How to Verify the Accuracy of a pH Meter
Scope of application
1.1 This method is applicable for the determination of pH values in drinking water, surface water, and industrial wastewater.
1.2 The color, turbidity, colloidal substances, oxidants, reducing agents, and high salt content of water do not interfere with the measurement; However, in strongly acidic solutions with pH<1, there is a so-called "acid error" that can be measured based on acidity; in alkaline solutions with pH>10, due to the presence of a large number of sodium ions, errors occur, resulting in low readings, commonly known as "sodium difference". To eliminate the "sodium difference", in addition to using a specially designed "low sodium difference" electrode, a standard buffer solution similar to the pH value of the measured solution can also be used to calibrate the instrument.

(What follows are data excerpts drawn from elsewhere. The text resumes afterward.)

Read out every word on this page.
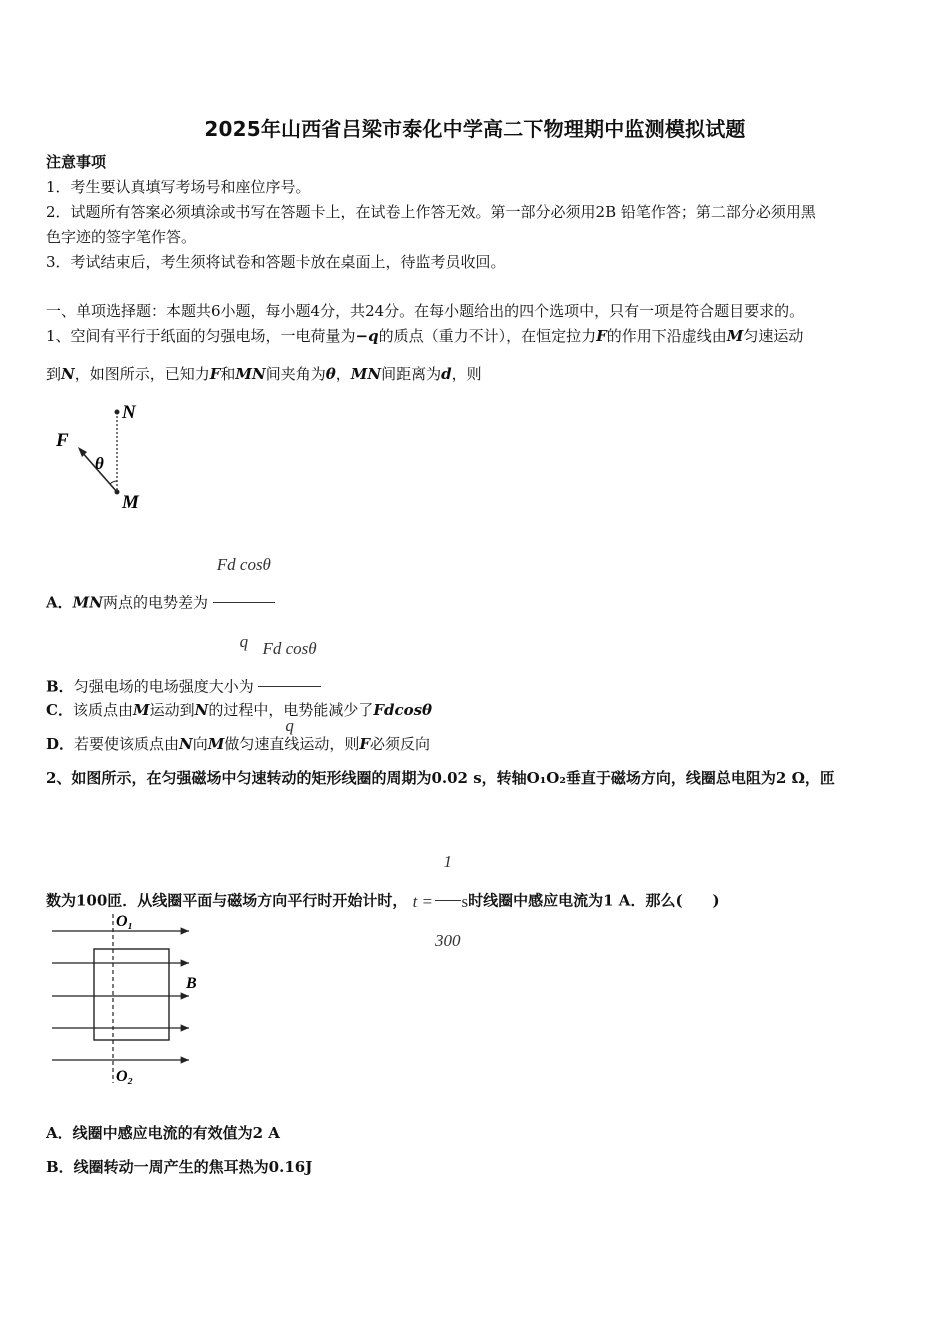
2025年山西省吕梁市泰化中学高二下物理期中监测模拟试题
注意事项
1．考生要认真填写考场号和座位序号。
2．试题所有答案必须填涂或书写在答题卡上，在试卷上作答无效。第一部分必须用2B 铅笔作答；第二部分必须用黑
色字迹的签字笔作答。
3．考试结束后，考生须将试卷和答题卡放在桌面上，待监考员收回。
一、单项选择题：本题共6小题，每小题4分，共24分。在每小题给出的四个选项中，只有一项是符合题目要求的。
1、空间有平行于纸面的匀强电场，一电荷量为−q的质点（重力不计），在恒定拉力F的作用下沿虚线由M匀速运动
到N，如图所示，已知力F和MN间夹角为θ，MN间距离为d，则
N
M
F
θ
A．MN两点的电势差为 $\frac{\text{Fd cosθ}}{q}$
B．匀强电场的电场强度大小为 $\frac{\text{Fd cosθ}}{q}$
C．该质点由M运动到N的过程中，电势能减少了Fdcosθ
D．若要使该质点由N向M做匀速直线运动，则F必须反向
2、如图所示，在匀强磁场中匀速转动的矩形线圈的周期为0.02 s，转轴O₁O₂垂直于磁场方向，线圈总电阻为2 Ω，匝
数为100匝．从线圈平面与磁场方向平行时开始计时， $t = \frac{1}{300}$ s时线圈中感应电流为1 A．那么(　　)
O₁
O₂
B
A．线圈中感应电流的有效值为2 A
B．线圈转动一周产生的焦耳热为0.16J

Temperature affects the potential of electrodes and the ionization equilibrium of water. Attention should be paid to adjusting the compensation device of the instrument to be consistent with the temperature of the solution, and ensuring that the temperature error between the measured sample and the standard buffer solution used for calibration instrument is within ± 1 ℃.
definition
PH is defined operationally. For solution x, measure the electromotive force EX of the reference electrode 1KC1 concentrated solution H solution X | H2 | pt of the galvanic cell. Replace the solution X with a standard pH solution S and measure the electromotive force ES of the cell
pH(X)=pH(S)+(Es-Ex)F/(RTIn10)
Therefore, the defined pH is a dimensionless quantity. PH has no theoretical significance and is defined as a practical definition. However, in the limited range of dilute aqueous solutions with a concentration of less than 0.1mo1.dm-3, which are neither strongly acidic nor strongly alkaline (Z
pH=-Log10[C(H+)y/(mo1.dm3)]±0.02
In the formula, C ((H+)) represents the concentration of hydrogen ion H+, and y represents the activity coefficient of a typical 1, -1 valent electrolyte in the solution.
principle
The pH value is obtained by measuring the electromotive force of the battery. This battery typically consists of a saturated calomel electrode as the reference electrode and a glass electrode as the indicator electrode. At 25 ℃, for every 1 pH unit change in the solution, the potential difference changes to 59.16 millivolts, which can be directly expressed as pH readings on the instrument. The temperature difference is compensated by a device on the instrument.